Skeet_Place.jpg Skeet Place sign (2013). Mike Gooch. Word on the street image collection.

Captain Henry Lufkin Skeet was a surveyor in Napier and Nelson in the early 1860s. In 1864 he recruited a corps of engineers to take part in the Bay of Plenty campaign, and then surveyed the confiscated land at Tauranga.

His wife Harriet died in February 1872, aged 43, leaving him with seven children to care for. Later that year, Henry and his staff were transferred to Taranaki to survey confiscated land in South Taranaki. He became chief surveyor of the Land Purchase Department and died in 1882, aged 47.

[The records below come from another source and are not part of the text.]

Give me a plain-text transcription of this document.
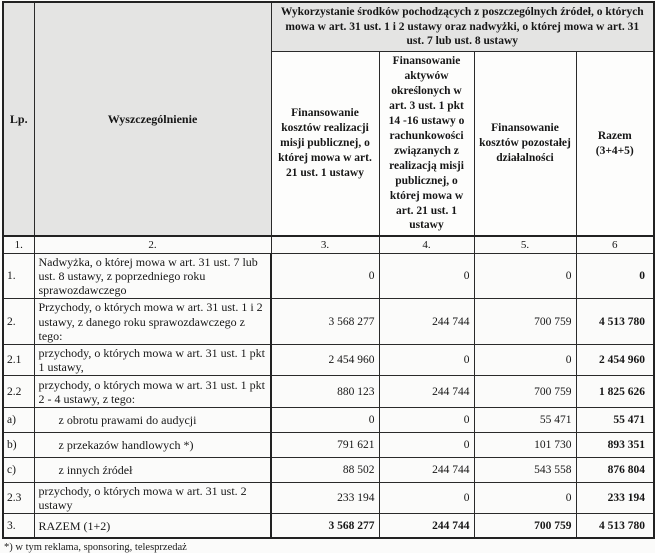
Lp.	Wyszczególnienie	Wykorzystanie środków pochodzących z poszczególnych źródeł, o których mowa w art. 31 ust. 1 i 2 ustawy oraz nadwyżki, o której mowa w art. 31 ust. 7 lub ust. 8 ustawy			
		Finansowanie kosztów realizacji misji publicznej, o której mowa w art. 21 ust. 1 ustawy	Finansowanie aktywów określonych w art. 3 ust. 1 pkt 14 -16 ustawy o rachunkowości związanych z realizacją misji publicznej, o której mowa w art. 21 ust. 1 ustawy	Finansowanie kosztów pozostałej działalności	Razem (3+4+5)
1.	2.	3.	4.	5.	6
1.	Nadwyżka, o której mowa w art. 31 ust. 7 lub ust. 8 ustawy, z poprzedniego roku sprawozdawczego	0	0	0	0
2.	Przychody, o których mowa w art. 31 ust. 1 i 2 ustawy, z danego roku sprawozdawczego z tego:	3 568 277	244 744	700 759	4 513 780
2.1	przychody, o których mowa w art. 31 ust. 1 pkt 1 ustawy,	2 454 960	0	0	2 454 960
2.2	przychody, o których mowa w art. 31 ust. 1 pkt 2 - 4 ustawy, z tego:	880 123	244 744	700 759	1 825 626
a)	z obrotu prawami do audycji	0	0	55 471	55 471
b)	z przekazów handlowych *)	791 621	0	101 730	893 351
c)	z innych źródeł	88 502	244 744	543 558	876 804
2.3	przychody, o których mowa w art. 31 ust. 2 ustawy	233 194	0	0	233 194
3.	RAZEM (1+2)	3 568 277	244 744	700 759	4 513 780
*) w tym reklama, sponsoring, telesprzedaż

The Skeet's son Harry May was trained by his father as a surveyor and joined the Lands and Survey Department at Taranaki in January 1876. Harry worked on many settlement surveys in the region and completed the triangulation survey from Cape Egmont to the boundaries of Wellington and Auckland.

From 1898 to 1901 Harry made the first topographical survey of Mount Taranaki and Egmont National Park.

There is Skeet Ridge and Skeet Slide on the mountain; Skeet Road in South Taranaki and Skeet Place in New Plymouth. Skeet Street was also planned in New Plymouth, but was never formed and officially closed in 1962. It was planned to run from Waiwaka Terrace to the Te Hēnui Stream west of Baring Terrace.

Harry became commissioner of crown lands and chief surveyor for Southland and in January 1910 moved to Auckland as the commissioner and chief surveyor. He was a foundation member of the New Zealand Institute of Surveyors.

He retired in 1923, and died on 8 January 1943, aged 85.